Does the current pain of financing just affect small underfunded companies, with weak pipelines? It seems not. Last month, Vertex announced it was selling its European milestone payments for its ph III program, Telaprevir for hepatitis C. Key points in the release, regarding the value of these milestones and likely timing, state that:
The milestones anticipated for telaprevir in Europe include $100 million related to regulatory filing and approval and $150 million related to launch of telaprevir.
Vertex anticipates, based on projected development and commercial timelines for telaprevir, and assuming successful development, that it will earn these milestones prior to April 2012. If the intended sale of the future milestone payments announced today is successful, Vertex would receive a one-time cash payment that reflects a substantial percentage of these future milestones payable by Janssen.
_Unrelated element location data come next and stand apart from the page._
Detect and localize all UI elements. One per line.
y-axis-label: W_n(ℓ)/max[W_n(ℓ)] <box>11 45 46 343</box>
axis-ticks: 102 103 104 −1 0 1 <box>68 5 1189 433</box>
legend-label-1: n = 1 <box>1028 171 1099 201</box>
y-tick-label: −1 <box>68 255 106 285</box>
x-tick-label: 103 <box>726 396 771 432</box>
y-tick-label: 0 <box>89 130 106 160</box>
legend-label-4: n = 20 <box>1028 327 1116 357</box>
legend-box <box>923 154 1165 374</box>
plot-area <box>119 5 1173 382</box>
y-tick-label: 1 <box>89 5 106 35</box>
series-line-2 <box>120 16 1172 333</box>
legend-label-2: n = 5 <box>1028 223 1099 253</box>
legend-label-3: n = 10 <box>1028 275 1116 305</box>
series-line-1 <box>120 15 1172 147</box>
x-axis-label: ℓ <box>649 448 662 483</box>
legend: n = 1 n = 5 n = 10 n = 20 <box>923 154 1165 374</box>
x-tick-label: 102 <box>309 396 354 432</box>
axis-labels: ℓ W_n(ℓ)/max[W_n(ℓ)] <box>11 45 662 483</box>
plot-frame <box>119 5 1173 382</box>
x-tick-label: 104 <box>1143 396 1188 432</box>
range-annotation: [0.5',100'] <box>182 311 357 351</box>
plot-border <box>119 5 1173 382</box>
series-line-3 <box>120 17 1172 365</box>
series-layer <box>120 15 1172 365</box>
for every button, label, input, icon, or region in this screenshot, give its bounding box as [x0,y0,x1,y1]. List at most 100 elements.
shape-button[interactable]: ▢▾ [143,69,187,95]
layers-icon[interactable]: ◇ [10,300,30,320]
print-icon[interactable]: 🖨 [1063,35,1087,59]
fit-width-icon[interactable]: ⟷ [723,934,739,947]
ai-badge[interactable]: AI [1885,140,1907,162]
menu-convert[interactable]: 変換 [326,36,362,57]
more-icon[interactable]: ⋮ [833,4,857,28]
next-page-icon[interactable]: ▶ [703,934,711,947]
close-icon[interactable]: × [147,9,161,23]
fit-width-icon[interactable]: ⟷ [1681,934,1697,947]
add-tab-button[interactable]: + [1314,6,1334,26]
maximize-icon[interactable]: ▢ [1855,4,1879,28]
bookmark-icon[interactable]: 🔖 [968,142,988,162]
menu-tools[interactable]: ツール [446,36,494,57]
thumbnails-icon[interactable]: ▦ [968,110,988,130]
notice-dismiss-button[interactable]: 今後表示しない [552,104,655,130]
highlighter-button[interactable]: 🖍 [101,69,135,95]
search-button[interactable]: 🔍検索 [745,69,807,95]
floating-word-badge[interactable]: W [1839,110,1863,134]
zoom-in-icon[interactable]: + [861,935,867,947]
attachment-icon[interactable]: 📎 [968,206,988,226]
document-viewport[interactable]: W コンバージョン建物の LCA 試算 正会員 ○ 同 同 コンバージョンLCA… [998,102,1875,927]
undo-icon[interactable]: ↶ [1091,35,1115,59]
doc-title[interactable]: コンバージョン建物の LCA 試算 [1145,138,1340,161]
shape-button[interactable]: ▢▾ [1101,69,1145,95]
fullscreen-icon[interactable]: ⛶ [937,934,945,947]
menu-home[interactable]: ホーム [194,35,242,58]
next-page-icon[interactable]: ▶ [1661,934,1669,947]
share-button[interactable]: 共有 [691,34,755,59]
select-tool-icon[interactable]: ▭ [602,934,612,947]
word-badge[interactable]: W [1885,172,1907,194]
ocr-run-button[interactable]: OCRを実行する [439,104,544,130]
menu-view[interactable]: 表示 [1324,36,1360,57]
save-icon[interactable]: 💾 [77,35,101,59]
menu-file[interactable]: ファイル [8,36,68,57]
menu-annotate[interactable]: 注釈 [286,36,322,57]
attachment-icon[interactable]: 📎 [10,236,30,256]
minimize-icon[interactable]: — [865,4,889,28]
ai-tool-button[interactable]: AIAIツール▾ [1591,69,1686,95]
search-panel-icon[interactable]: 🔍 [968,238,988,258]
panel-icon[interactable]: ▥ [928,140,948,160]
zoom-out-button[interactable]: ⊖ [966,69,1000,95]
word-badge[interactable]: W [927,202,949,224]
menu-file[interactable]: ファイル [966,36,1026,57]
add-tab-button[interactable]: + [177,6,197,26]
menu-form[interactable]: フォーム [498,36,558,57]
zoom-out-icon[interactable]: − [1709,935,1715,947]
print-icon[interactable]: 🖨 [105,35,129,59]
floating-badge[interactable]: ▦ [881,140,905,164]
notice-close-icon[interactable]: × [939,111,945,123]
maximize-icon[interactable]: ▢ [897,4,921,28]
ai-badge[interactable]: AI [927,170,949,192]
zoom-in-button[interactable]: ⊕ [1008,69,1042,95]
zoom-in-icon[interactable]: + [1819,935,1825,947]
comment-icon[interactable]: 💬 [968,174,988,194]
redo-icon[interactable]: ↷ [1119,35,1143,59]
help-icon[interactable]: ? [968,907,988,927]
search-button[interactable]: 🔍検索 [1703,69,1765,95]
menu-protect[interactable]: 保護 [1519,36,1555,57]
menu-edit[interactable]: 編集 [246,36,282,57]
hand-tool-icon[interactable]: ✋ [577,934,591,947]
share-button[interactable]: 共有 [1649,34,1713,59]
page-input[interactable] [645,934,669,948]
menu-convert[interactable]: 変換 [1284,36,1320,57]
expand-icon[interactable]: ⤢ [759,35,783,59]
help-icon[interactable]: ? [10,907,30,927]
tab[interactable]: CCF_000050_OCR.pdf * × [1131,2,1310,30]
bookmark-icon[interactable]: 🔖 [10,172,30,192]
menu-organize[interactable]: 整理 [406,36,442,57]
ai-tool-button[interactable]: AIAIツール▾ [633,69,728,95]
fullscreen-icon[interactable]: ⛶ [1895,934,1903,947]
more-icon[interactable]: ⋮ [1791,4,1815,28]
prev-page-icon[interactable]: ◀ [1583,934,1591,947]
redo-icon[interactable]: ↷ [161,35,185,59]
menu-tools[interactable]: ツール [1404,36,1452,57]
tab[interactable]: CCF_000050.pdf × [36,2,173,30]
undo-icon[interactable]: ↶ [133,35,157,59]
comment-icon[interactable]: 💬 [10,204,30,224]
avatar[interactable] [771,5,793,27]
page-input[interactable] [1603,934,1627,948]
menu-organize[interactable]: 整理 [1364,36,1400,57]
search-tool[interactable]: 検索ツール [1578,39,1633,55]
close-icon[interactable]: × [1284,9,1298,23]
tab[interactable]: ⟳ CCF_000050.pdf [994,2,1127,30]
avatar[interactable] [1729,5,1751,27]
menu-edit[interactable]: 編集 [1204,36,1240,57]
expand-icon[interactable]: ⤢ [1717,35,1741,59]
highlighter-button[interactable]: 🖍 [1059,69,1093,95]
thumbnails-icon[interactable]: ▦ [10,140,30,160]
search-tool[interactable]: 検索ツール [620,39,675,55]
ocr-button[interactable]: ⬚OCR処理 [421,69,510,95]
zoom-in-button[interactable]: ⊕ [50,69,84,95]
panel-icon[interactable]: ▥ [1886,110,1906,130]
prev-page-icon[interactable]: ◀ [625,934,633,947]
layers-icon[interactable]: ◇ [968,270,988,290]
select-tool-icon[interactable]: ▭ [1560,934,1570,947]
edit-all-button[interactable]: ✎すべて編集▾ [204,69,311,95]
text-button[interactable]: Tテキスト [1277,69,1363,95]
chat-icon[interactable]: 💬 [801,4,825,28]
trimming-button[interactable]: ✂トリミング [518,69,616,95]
We don’t know what the value would be of the “potential one-time cash payment”, but it has to be significant. And this isn’t the first time Vertex has engineered such a deal to realize some future milestone payments in return for cash today – it did a similar deal with its two HIV drugs, under its 1993 license deal with Glaxo, in 2008 for a one-time payment of $160 million.
Now, Vertex could be considered one of biotech’s major success stories. The company was founded in 1989, listed in 1991 (NASDAQ: VRTX), with as high a profile as any biotech (being the subject of the fascinating true life account of founding and building a biotech – The Billion Dollar Molecule, by Barry Werth).
Vertex has a current market cap of $6.4 billion, and a strong balance sheet with $754 million in cash and equivalents. (Even if you discount the convertible notes due 2013 of $144 million, this still leaves just over $600 million net cash). And in July it also announced an additional upfront license payment of $105 million from Mitsubishi Tanabe, with future potential milestones, to develop and commercialize Telaprevir in Japan. However, late stage drug development is very expensive, and the current run rate of cash burn is over $650 million (based on Q2 financial results). So, Vertex has just over 1 yr of cash, and is bolstering its balance sheet by judiciously selling off assets which will ultimately support its own drive for Telaprevir in the US and North America.
The moral? As unprofitable and cash burn companies, no biotech can ever rest on its laurels. Cash will always be king, and find any which way you can to fund key value drivers within a portfolio: sell the family silver to save the house.